Stitch-a-Demo: Video Demonstrations from Multistep Descriptions
Chi Hsuan Wu, Kumar Ashutosh, Kristen Grauman
TL;DR
Stitch-a-Demo tackles the challenge of visualizing multistep instructional descriptions by retrieving and stitching video clips from a large corpus to form a coherent demonstration for a given sequence of steps. It introduces a procedure evaluator transformer, a weakly supervised data augmentation strategy with hard negatives to enforce step correctness and visual coherence, and an adaptive set-cover search to efficiently assemble clips from multiple videos. The method achieves state-of-the-art results across cooking, gardening, and woodworking domains, with substantial gains in recall and favorable human judgments compared to retrieval and generation baselines.

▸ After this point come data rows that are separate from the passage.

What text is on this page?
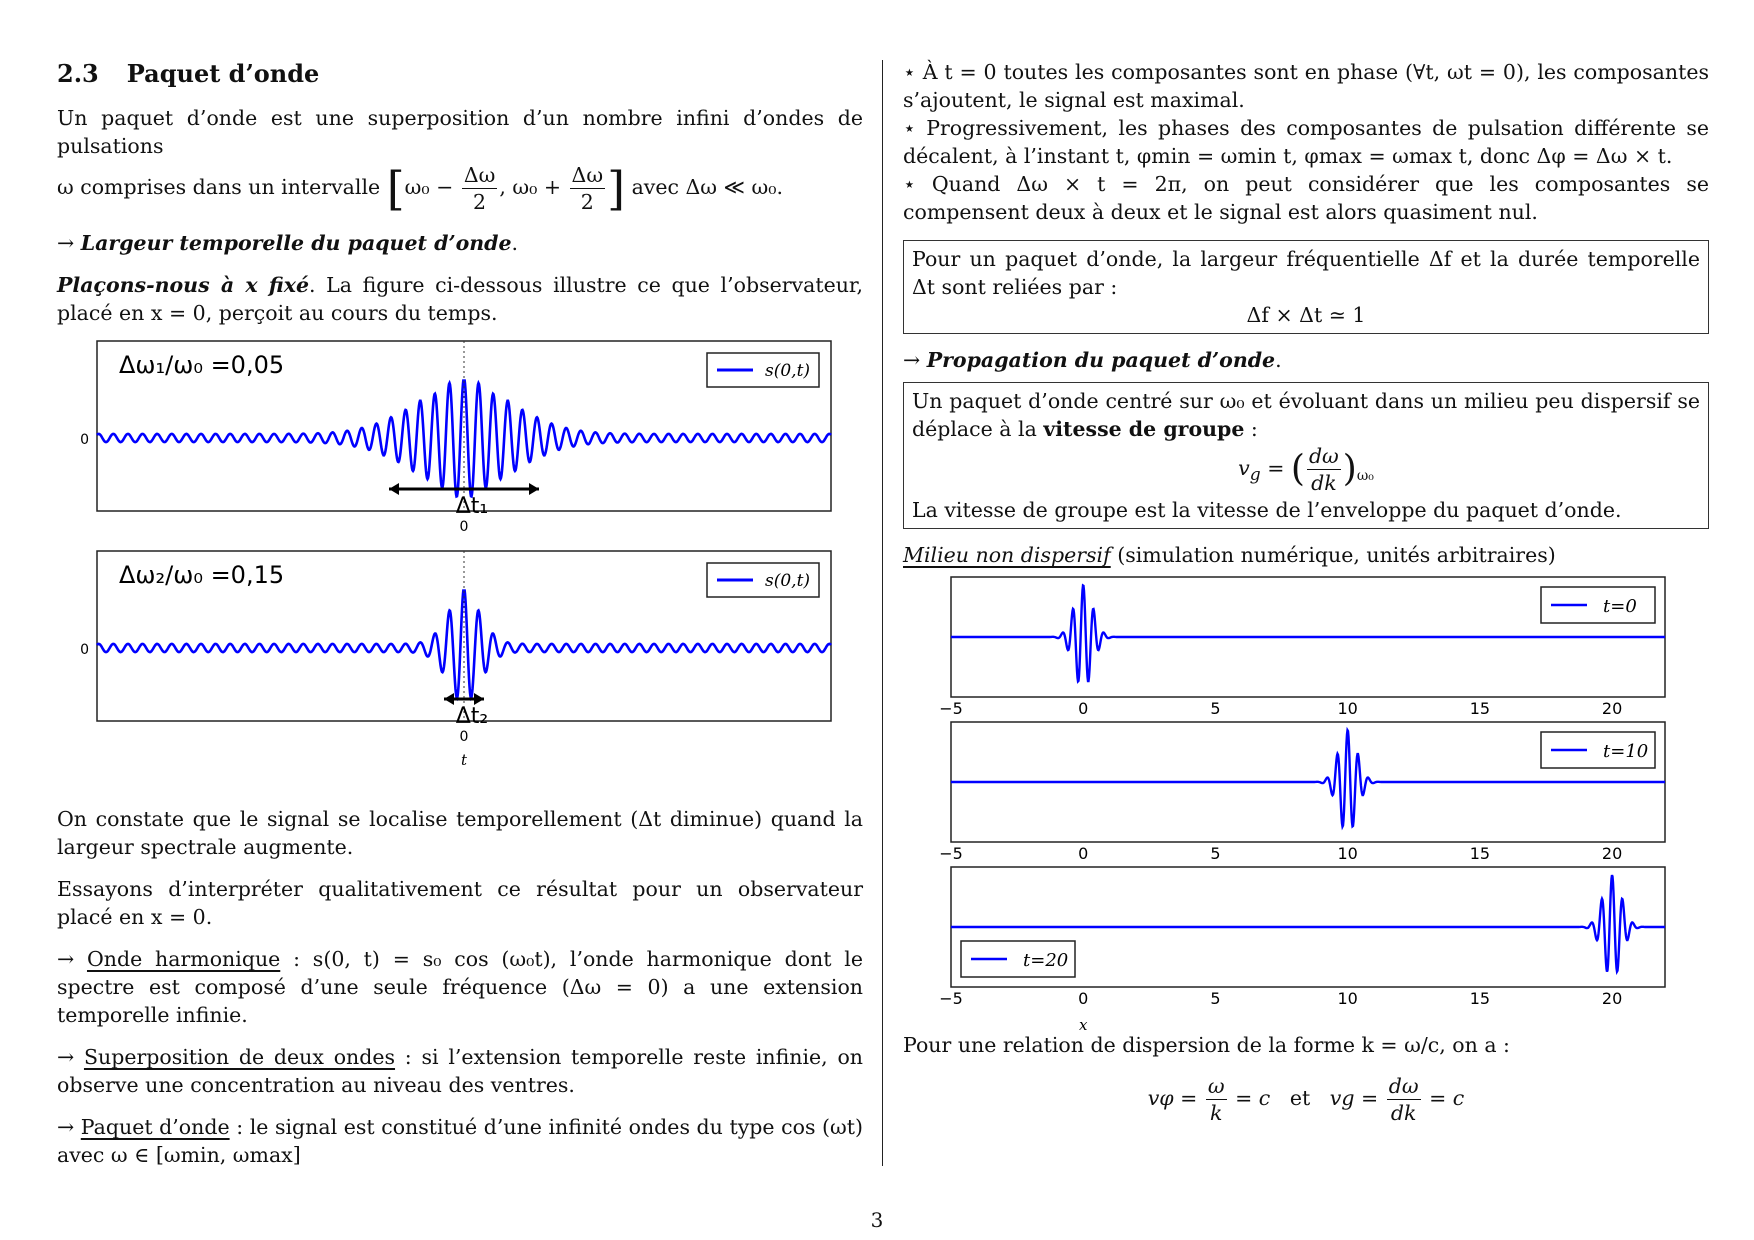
2.3 Paquet d’onde

Un paquet d’onde est une superposition d’un nombre infini d’ondes de pulsations

ω comprises dans un intervalle [$\omega_0 - \frac{\Delta\omega}{2}$ , $\omega_0 + \frac{\Delta\omega}{2}$ ] avec Δω ≪ ω₀.

→ Largeur temporelle du paquet d’onde.

Plaçons-nous à x fixé. La figure ci-dessous illustre ce que l’observateur, placé en x = 0, perçoit au cours du temps.

0
0
Δω₁/ω₀ =0,05	s(0,t)
Δt₁
0
0
t
Δω₂/ω₀ =0,15	s(0,t)
Δt₂

On constate que le signal se localise temporellement (Δt diminue) quand la largeur spectrale augmente.

Essayons d’interpréter qualitativement ce résultat pour un observateur placé en x = 0.

→ Onde harmonique : s(0, t) = s₀ cos (ω₀t), l’onde harmonique dont le spectre est composé d’une seule fréquence (Δω = 0) a une extension temporelle infinie.

→ Superposition de deux ondes : si l’extension temporelle reste infinie, on observe une concentration au niveau des ventres.

→ Paquet d’onde : le signal est constitué d’une infinité ondes du type cos (ωt) avec ω ∈ [ωmin, ωmax]

⋆ À t = 0 toutes les composantes sont en phase (∀t, ωt = 0), les composantes s’ajoutent, le signal est maximal.

⋆ Progressivement, les phases des composantes de pulsation différente se décalent, à l’instant t, φmin = ωmin t, φmax = ωmax t, donc Δφ = Δω × t.

⋆ Quand Δω × t = 2π, on peut considérer que les composantes se compensent deux à deux et le signal est alors quasiment nul.

Pour un paquet d’onde, la largeur fréquentielle Δf et la durée temporelle Δt sont reliées par :

Δf × Δt ≃ 1

→ Propagation du paquet d’onde.

Un paquet d’onde centré sur ω₀ et évoluant dans un milieu peu dispersif se déplace à la vitesse de groupe :

$v_g$ = ( $\frac{d\omega}{dk} )_{\omega_0}$

La vitesse de groupe est la vitesse de l’enveloppe du paquet d’onde.

Milieu non dispersif (simulation numérique, unités arbitraires)

−5	0	5	10	15	20
t=0
−5	0	5	10	15	20
t=10
−5	0	5	10	15	20
t=20
x

Pour une relation de dispersion de la forme k = ω/c, on a :

$v\varphi = \frac{\omega}{k} = c$ et vg = $\frac{d\omega}{dk} = c$

3
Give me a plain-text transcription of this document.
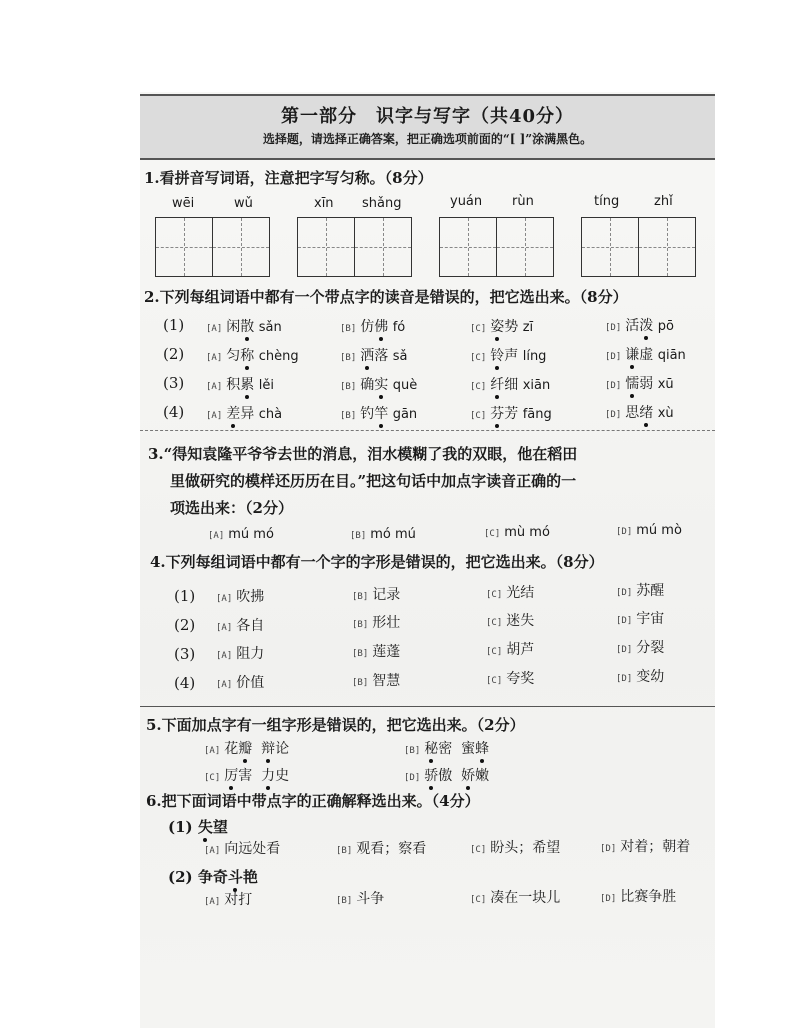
第一部分　识字与写字（共40分）
选择题，请选择正确答案，把正确选项前面的“[ ]”涂满黑色。
1.看拼音写词语，注意把字写匀称。（8分）
wēi	wǔ	xīn shǎng	yuán rùn	tíng	zhǐ
2.下列每组词语中都有一个带点字的读音是错误的，把它选出来。（8分）
(1) [A] 闲散 sǎn	[B] 仿佛 fó	[C] 姿势 zī	[D] 活泼 pō
(2) [A] 匀称 chèng	[B] 洒落 sǎ	[C] 铃声 líng	[D] 谦虚 qiān
(3) [A] 积累 lěi	[B] 确实 què	[C] 纤细 xiān	[D] 懦弱 xū
(4) [A] 差异 chà	[B] 钓竿 gān	[C] 芬芳 fāng	[D] 思绪 xù
3.“得知袁隆平爷爷去世的消息，泪水模糊了我的双眼，他在稻田
里做研究的模样还历历在目。”把这句话中加点字读音正确的一
项选出来：（2分）
[A] mú mó	[B] mó mú	[C] mù mó	[D] mú mò
4.下列每组词语中都有一个字的字形是错误的，把它选出来。（8分）
(1) [A] 吹拂	[B] 记录	[C] 光结	[D] 苏醒
(2) [A] 各自	[B] 形壮	[C] 迷失	[D] 宇宙
(3) [A] 阻力	[B] 莲蓬	[C] 胡芦	[D] 分裂
(4) [A] 价值	[B] 智慧	[C] 夸奖	[D] 变幼
5.下面加点字有一组字形是错误的，把它选出来。（2分）
[A] 花瓣 辩论	[B] 秘密 蜜蜂
[C] 厉害 力史	[D] 骄傲 娇嫩
6.把下面词语中带点字的正确解释选出来。（4分）
(1) 失望
[A] 向远处看	[B] 观看；察看	[C] 盼头；希望	[D] 对着；朝着
(2) 争奇斗艳
[A] 对打	[B] 斗争	[C] 凑在一块儿	[D] 比赛争胜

This work advances instructional video synthesis and holds practical promise for education and robotics by enabling flexible, cross-video demonstrations that reflect complex procedural descriptions.
Abstract
When obtaining visual illustrations from text descriptions, today's methods take a description with a single text context - a caption, or an action description - and retrieve or generate the matching visual context. However, prior work does not permit visual illustration of multistep descriptions, e.g. a cooking recipe or a gardening instruction manual, and simply handling each step description in isolation would result in an incoherent demonstration. We propose Stitch-a-Demo, a novel retrieval-based method to assemble a video demonstration from a multistep description. The resulting video contains clips, possibly from different sources, that accurately reflect all the step descriptions, while being visually coherent. We formulate a training pipeline that creates large-scale weakly supervised data containing diverse procedures and injects hard negatives that promote both correctness and coherence. Validated on in-the-wild instructional videos, Stitch-a-Demo achieves state-of-the-art performance, with gains up to 29% as well as dramatic wins in a human preference study.